The underlying idea here is that women not only need but also
want to be disciplined by men in their intimate relationships
with them, much as a father would discipline a child, or a
dictator would a nation. This saying also communicates the
idea that men show affection and love through violence and
are doing women "a favor" by abusing them. As such, women
should not complain about such treatment, and in fact should
be grateful for it, as it corresponds to some "need" they
have to be disciplined.
This "need" of course is to arbitrarily assigned and identified
by the male, whose dictatorial power within the home is complete
and left relatively unquestioned in many cases. The Family
Violence Law instituted in 1994 upholds such gender roles
and basic conceptualizations of the family by emphasizing
reconciliation as the solution in domestic violence cases.
The processes of this "reconciliation" are the mandate of
the court and do not account for the vast power differential
between the abuser and the victim. The court situation is
arranged such that the abuser and the victim must defend their
original statements to police and make their individual demands
for the reconciliation process while in the same room.
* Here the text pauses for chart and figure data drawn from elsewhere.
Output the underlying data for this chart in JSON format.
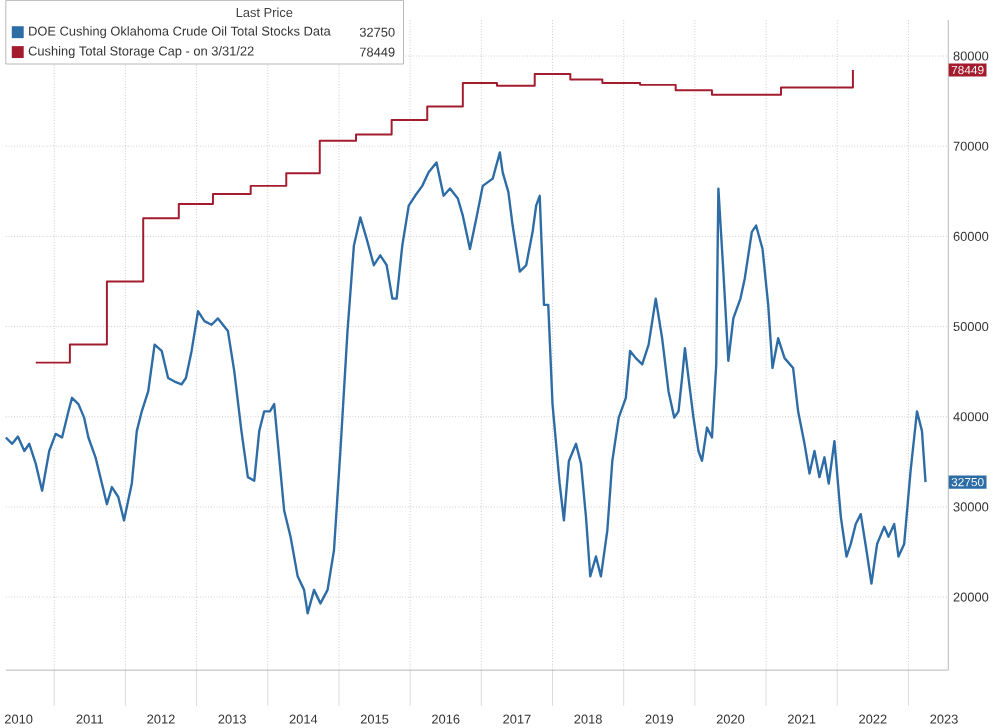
{
  "chart_data": {
    "type": "line",
    "legend_title": "Last Price",
    "legend": "top left",
    "grid": true,
    "xlim": [
      2010.32,
      2023.56
    ],
    "ylim": [
      11900,
      84000
    ],
    "xticks": [
      {
        "value": 2011,
        "label": null
      },
      {
        "value": 2012,
        "label": null
      },
      {
        "value": 2013,
        "label": null
      },
      {
        "value": 2014,
        "label": null
      },
      {
        "value": 2015,
        "label": null
      },
      {
        "value": 2016,
        "label": null
      },
      {
        "value": 2017,
        "label": null
      },
      {
        "value": 2018,
        "label": null
      },
      {
        "value": 2019,
        "label": null
      },
      {
        "value": 2020,
        "label": null
      },
      {
        "value": 2021,
        "label": null
      },
      {
        "value": 2022,
        "label": null
      },
      {
        "value": 2023,
        "label": null
      },
      {
        "value": 2010.5,
        "label": "2010"
      },
      {
        "value": 2011.5,
        "label": "2011"
      },
      {
        "value": 2012.5,
        "label": "2012"
      },
      {
        "value": 2013.5,
        "label": "2013"
      },
      {
        "value": 2014.5,
        "label": "2014"
      },
      {
        "value": 2015.5,
        "label": "2015"
      },
      {
        "value": 2016.5,
        "label": "2016"
      },
      {
        "value": 2017.5,
        "label": "2017"
      },
      {
        "value": 2018.5,
        "label": "2018"
      },
      {
        "value": 2019.5,
        "label": "2019"
      },
      {
        "value": 2020.5,
        "label": "2020"
      },
      {
        "value": 2021.5,
        "label": "2021"
      },
      {
        "value": 2022.5,
        "label": "2022"
      },
      {
        "value": 2023.5,
        "label": "2023"
      }
    ],
    "yticks": [
      20000,
      30000,
      40000,
      50000,
      60000,
      70000,
      80000
    ],
    "series": [
      {
        "name": "DOE Cushing Oklahoma Crude Oil Total Stocks Data",
        "color": "#2e6ca6",
        "x": [
          2010.32,
          2010.41,
          2010.49,
          2010.58,
          2010.65,
          2010.74,
          2010.83,
          2010.93,
          2011.02,
          2011.11,
          2011.2,
          2011.25,
          2011.34,
          2011.42,
          2011.48,
          2011.58,
          2011.67,
          2011.74,
          2011.81,
          2011.9,
          2011.98,
          2012.09,
          2012.16,
          2012.23,
          2012.32,
          2012.41,
          2012.51,
          2012.6,
          2012.69,
          2012.79,
          2012.85,
          2012.93,
          2013.02,
          2013.11,
          2013.21,
          2013.3,
          2013.44,
          2013.53,
          2013.63,
          2013.72,
          2013.81,
          2013.88,
          2013.95,
          2014.03,
          2014.09,
          2014.16,
          2014.23,
          2014.32,
          2014.42,
          2014.51,
          2014.56,
          2014.65,
          2014.74,
          2014.84,
          2014.93,
          2015.02,
          2015.12,
          2015.21,
          2015.3,
          2015.39,
          2015.49,
          2015.58,
          2015.67,
          2015.75,
          2015.81,
          2015.89,
          2015.98,
          2016.07,
          2016.17,
          2016.26,
          2016.37,
          2016.47,
          2016.56,
          2016.67,
          2016.74,
          2016.84,
          2016.93,
          2017.02,
          2017.16,
          2017.26,
          2017.3,
          2017.38,
          2017.44,
          2017.54,
          2017.63,
          2017.72,
          2017.77,
          2017.82,
          2017.88,
          2017.94,
          2018.0,
          2018.1,
          2018.16,
          2018.23,
          2018.33,
          2018.4,
          2018.47,
          2018.53,
          2018.61,
          2018.68,
          2018.77,
          2018.84,
          2018.93,
          2019.03,
          2019.09,
          2019.17,
          2019.26,
          2019.35,
          2019.45,
          2019.54,
          2019.63,
          2019.71,
          2019.77,
          2019.82,
          2019.86,
          2019.91,
          2019.98,
          2020.05,
          2020.1,
          2020.17,
          2020.24,
          2020.3,
          2020.33,
          2020.4,
          2020.47,
          2020.54,
          2020.64,
          2020.7,
          2020.8,
          2020.86,
          2020.95,
          2021.03,
          2021.09,
          2021.17,
          2021.26,
          2021.38,
          2021.45,
          2021.54,
          2021.61,
          2021.68,
          2021.75,
          2021.82,
          2021.88,
          2021.96,
          2022.05,
          2022.13,
          2022.19,
          2022.26,
          2022.33,
          2022.41,
          2022.48,
          2022.56,
          2022.66,
          2022.72,
          2022.8,
          2022.86,
          2022.94,
          2023.03,
          2023.12,
          2023.19,
          2023.24
        ],
        "values": [
          37700,
          37000,
          37800,
          36200,
          37000,
          34800,
          31800,
          36200,
          38100,
          37700,
          40600,
          42100,
          41400,
          39900,
          37700,
          35500,
          32600,
          30300,
          32200,
          31100,
          28500,
          32600,
          38400,
          40600,
          42800,
          48000,
          47300,
          44300,
          43900,
          43600,
          44300,
          47300,
          51700,
          50600,
          50200,
          50900,
          49500,
          45000,
          38400,
          33300,
          32900,
          38400,
          40600,
          40600,
          41400,
          35500,
          29600,
          26700,
          22300,
          20800,
          18200,
          20800,
          19300,
          20800,
          25200,
          36200,
          49500,
          59000,
          62100,
          59700,
          56800,
          57900,
          56800,
          53100,
          53100,
          59000,
          63400,
          64500,
          65600,
          67100,
          68200,
          64500,
          65300,
          64200,
          62300,
          58600,
          62000,
          65600,
          66400,
          69300,
          67100,
          64900,
          61200,
          56100,
          56800,
          60500,
          63400,
          64500,
          52400,
          52400,
          41400,
          32600,
          28500,
          35100,
          37000,
          34800,
          28900,
          22300,
          24500,
          22300,
          27400,
          35100,
          39900,
          42100,
          47300,
          46500,
          45800,
          48000,
          53100,
          48700,
          42800,
          39900,
          40600,
          44300,
          47600,
          44300,
          39900,
          36200,
          35100,
          38800,
          37700,
          45800,
          65300,
          56100,
          46200,
          50900,
          53100,
          55300,
          60500,
          61200,
          58600,
          52400,
          45400,
          48700,
          46500,
          45400,
          40600,
          37000,
          33700,
          36200,
          33300,
          35500,
          32600,
          37300,
          28900,
          24500,
          25900,
          28100,
          29200,
          25200,
          21500,
          25900,
          27800,
          26700,
          28100,
          24500,
          25900,
          34000,
          40600,
          38400,
          32750
        ]
      },
      {
        "name": "Cushing Total Storage Cap -  on 3/31/22",
        "color": "#a31c2d",
        "type": "step",
        "x": [
          2010.74,
          2011.22,
          2011.74,
          2012.25,
          2012.75,
          2013.23,
          2013.76,
          2014.26,
          2014.73,
          2015.24,
          2015.74,
          2016.24,
          2016.74,
          2017.22,
          2017.75,
          2018.25,
          2018.7,
          2019.23,
          2019.73,
          2020.24,
          2021.21,
          2022.22
        ],
        "values": [
          46000,
          48000,
          55000,
          62000,
          63600,
          64700,
          65600,
          67000,
          70600,
          71300,
          72900,
          74400,
          77000,
          76700,
          78000,
          77400,
          77000,
          76800,
          76200,
          75700,
          76500,
          78449
        ]
      }
    ],
    "annotations": [
      "32750",
      "78449",
      "32750",
      "78449"
    ]
  }
}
The emphasis on reconciliation individualizes and decontextualizes
and thereby depoliticizes women's experiences of domestic
violence and their attempts at seeking help through powerful
institutions entrenched in patriarchal paradigms and dictatorial
era mentalities. It also brings to light some important questions
about reconciliation: Is reconciliation possible in situations
where there is such a vast imbalance of power between the
parties entering into the process? Is reconciliation possible
when one of those parties is ordered to enter into the process
by a court of law? Most of the women I have interviewed reported
discriminatory and abusive experiences surrounding their attempts
to seek protection from police and make judicial cases against
abusive intimate partners.
Women survivors have disclosed that in their experiences the
judicial system is not sensitized to the issue, nor are officials
adequately trained in how to handle such cases fairly. The
courts often take an inordinately long time to hand down verdicts,
and the process is overly dependent on the individual judge
and court officials with whom one is in contact. Women report
that some judges are very machista and are immediately partial
to the male abuser. In many cases, when informants did not
have proper legal representation and/or institutional support,
they were not successful in getting any kind of attention
to their cases.
In this way, women in Chile still suffer violence at the level
of the state, because of state and institutional on-going
neglect for fully ensuring women's rights as equal citizens,
which serves to maintain inequality in intimate relationships
and in institutions, and to replicate these gender-based inequalities
and the legacies of state and domestic violence on which they
are founded. This does not imply that the state bears sole
responsibility for gender inequality and the causes and consequences
thereof; however, the lack of a fully democratic justice system,
related to the human rights abuses and violence of Pinochet's
dictatorship, dramatically and negatively influences women's
experiences of domestic violence and attempts at recovery,
and plays an important role in maintaining patriarchal power
structures and reproducing the status quo.